Friday, November 7, 2025

The $19 Billion Paradox: MacKenzie Scott Gives Faster Than Ever, But Amazon Stock Keeps Pace

Her lifetime donations total a staggering $19.25 billion, accounting for 36% of her wealth. Yet, thanks to a surging Amazon, her net worth actually grew by $923 million this year.

MacKenzie Scott has donated $19 billion to different charities and organizations in five years. (Franziska Krug—Getty Images)

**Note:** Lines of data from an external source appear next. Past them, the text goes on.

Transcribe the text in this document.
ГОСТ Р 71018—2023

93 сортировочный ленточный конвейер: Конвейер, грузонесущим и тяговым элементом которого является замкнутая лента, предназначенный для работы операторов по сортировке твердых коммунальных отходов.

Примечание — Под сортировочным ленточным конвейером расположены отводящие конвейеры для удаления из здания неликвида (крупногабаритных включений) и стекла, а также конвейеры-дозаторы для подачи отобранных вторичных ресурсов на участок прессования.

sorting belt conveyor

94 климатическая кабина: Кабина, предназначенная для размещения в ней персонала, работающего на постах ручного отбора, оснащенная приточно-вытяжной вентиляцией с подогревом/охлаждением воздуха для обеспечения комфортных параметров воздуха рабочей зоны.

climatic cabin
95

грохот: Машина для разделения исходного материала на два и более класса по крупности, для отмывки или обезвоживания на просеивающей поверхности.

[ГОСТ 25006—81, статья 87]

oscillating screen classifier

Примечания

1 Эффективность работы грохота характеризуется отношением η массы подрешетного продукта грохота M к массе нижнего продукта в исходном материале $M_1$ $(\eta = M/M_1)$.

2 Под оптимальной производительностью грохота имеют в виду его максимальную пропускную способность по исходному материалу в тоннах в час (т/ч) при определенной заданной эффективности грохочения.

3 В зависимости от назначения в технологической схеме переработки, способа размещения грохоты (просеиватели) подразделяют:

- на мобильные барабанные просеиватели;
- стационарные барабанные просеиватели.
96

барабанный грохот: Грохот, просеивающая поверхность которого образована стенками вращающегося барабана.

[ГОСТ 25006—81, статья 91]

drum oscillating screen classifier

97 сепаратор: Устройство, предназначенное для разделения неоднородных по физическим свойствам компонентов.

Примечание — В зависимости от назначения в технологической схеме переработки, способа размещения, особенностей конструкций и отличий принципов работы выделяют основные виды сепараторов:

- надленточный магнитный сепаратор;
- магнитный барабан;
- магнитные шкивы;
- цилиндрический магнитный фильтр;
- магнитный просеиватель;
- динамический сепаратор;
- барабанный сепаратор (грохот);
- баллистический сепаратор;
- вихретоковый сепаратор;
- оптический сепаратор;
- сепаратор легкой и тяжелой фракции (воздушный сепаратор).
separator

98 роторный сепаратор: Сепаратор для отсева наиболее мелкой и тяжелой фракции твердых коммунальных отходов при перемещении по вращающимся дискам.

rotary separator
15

NEW YORK — MacKenzie Scott has solidified her reputation as the most aggressive and disruptive philanthropist of the modern era. As of November 2025, the billionaire novelist and ex-wife of Amazon founder Jeff Bezos has donated an eye-popping $19.25 billion since 2020.

Hundreds of millions have been distributed in just the past few months alone. Yet, in a stark illustration of extreme wealth in the 2020s, her fortune has barely registered the impact.

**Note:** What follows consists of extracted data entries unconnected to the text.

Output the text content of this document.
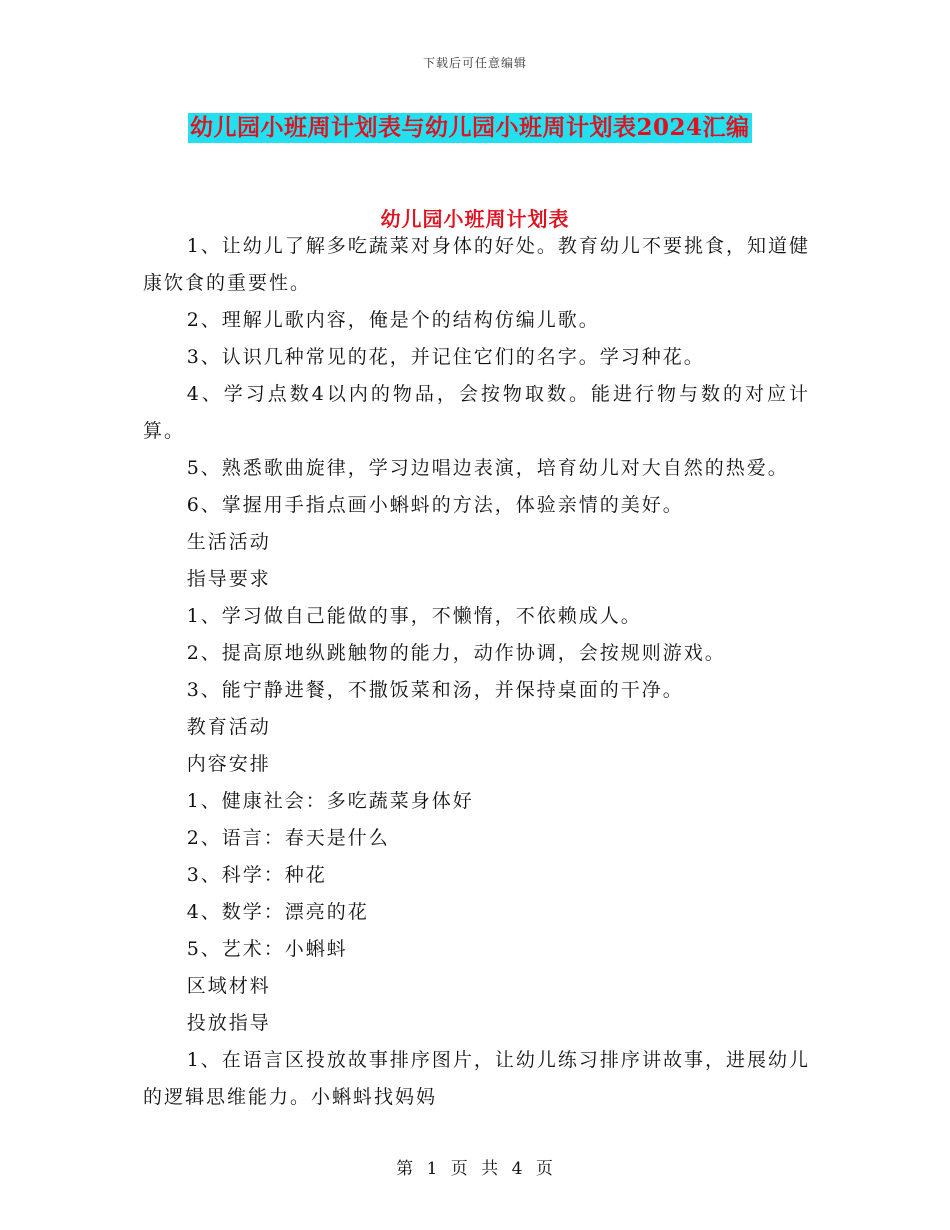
下载后可任意编辑
幼儿园小班周计划表与幼儿园小班周计划表2024汇编
幼儿园小班周计划表

1、让幼儿了解多吃蔬菜对身体的好处。教育幼儿不要挑食，知道健康饮食的重要性。

2、理解儿歌内容，俺是个的结构仿编儿歌。

3、认识几种常见的花，并记住它们的名字。学习种花。

4、学习点数4以内的物品，会按物取数。能进行物与数的对应计算。

5、熟悉歌曲旋律，学习边唱边表演，培育幼儿对大自然的热爱。

6、掌握用手指点画小蝌蚪的方法，体验亲情的美好。

生活活动

指导要求

1、学习做自己能做的事，不懒惰，不依赖成人。

2、提高原地纵跳触物的能力，动作协调，会按规则游戏。

3、能宁静进餐，不撒饭菜和汤，并保持桌面的干净。

教育活动

内容安排

1、健康社会：多吃蔬菜身体好

2、语言：春天是什么

3、科学：种花

4、数学：漂亮的花

5、艺术：小蝌蚪

区域材料

投放指导

1、在语言区投放故事排序图片，让幼儿练习排序讲故事，进展幼儿的逻辑思维能力。小蝌蚪找妈妈

第 1 页 共 4 页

Despite her historic giveaway, Scott remains one of the wealthiest people in the world, with a net worth exceeding $35 billion.

The paradox is a simple, powerful one: she can’t seem to give her money away fast enough. According to the Bloomberg Billionaires Index, Scott’s personal fortune has increased by $923 million year-to-date in 2025.

The reason? The relentless engine of Amazon (AMZN) stock.

The Math of a Mega-Fortune

When Scott and Bezos divorced in 2019, she received a 4% stake in Amazon, which amounted to roughly 139 million shares. Since then, she has systematically liquidated her holdings to fund her philanthropy, selling or donating about 58 million shares or 42% of her original stake.

While that 42% stake was worth an estimated $12.6 billion at the time of donation, the value of her remaining shares has continued to soar. Since November 2020, Amazon's stock price has rocketed more than 45%, ensuring that even as billions exit her accounts, billions more flow back in from market gains.

This relentless growth stands in sharp contrast to the philanthropic record of her ex-husband.

Jeff Bezos, worth $264 billion, made headlines in 2020 with a $10 billion pledge to launch the Bezos Earth Fund. However, according to the Forbes "America’s Most Generous Philanthropists" list from April 2025, his total lifetime giving money that has actually been donated, not just parked in a foundation amounts to $4.1 billion.

This accounts for just 1.6% of his net worth. Scott, by the same metric, has already given away 36% of her fortune.

A Strategy: Filling the Voids

Scott's giving, managed through her platform Yield Giving (founded in 2022), is not just notable for its scale but for its targets. Her recent 2025 gifts show a clear focus on education, diversity, and disaster relief—three areas that have seen significant federal funding cuts under the Trump administration.

This has led observers to suggest her philanthropy is intentionally designed to fill the voids left by the White House.

Her latest gifts, many of which are the largest in the recipients' histories, include:

  • $80 million to Howard University ($63 million for the university and $17 million for its College of Medicine)

  • $70 million to the United Negro College Fund (UNCF)

  • $60 million to the Center for Disaster Philanthropy, at a time when the administration has canceled or suspended key disaster mitigation grant programs.

  • $50 million to Virginia State University (largest gift in its history)

  • $42 million to Alcorn State University (largest gift in its 154-year history)

  • $40 million to the African American Cultural Heritage Action Fund (double her 2021 donation)

  • $38 million to Spelman College (largest gift in its history)

"Non-Transactional" Trust

Perhaps most disruptive is Scott's style of giving. She makes "unrestricted" gifts, meaning the organizations receive the money with no strings attached and can choose exactly how to use it.

This "trust-based" model bypasses the lengthy grant applications, reporting requirements, and top-down restrictions of traditional philanthropy.

“Unlike traditional funding processes... her style empowers organizations like ours to determine how best to direct funds quickly and innovatively to address pressing issues,” Noni Ramos, CEO of Housing Trust Silicon Valley, told Fortune in 2024 after receiving a $30 million gift.

In an October 15 post on her Yield Giving site, Scott defended this approach, arguing that America must "recognize and celebrate our role as active participants in the co-creation of our communities."

"The potential of peaceful, non-transactional contribution has long been underestimated... often on the basis that... some of its benefits are hard to track," she wrote. "But what if these imagined liabilities are actually assets? What if these so-called weaknesses foster the strengths upon which the thriving (or even survival) of our civilization depends?”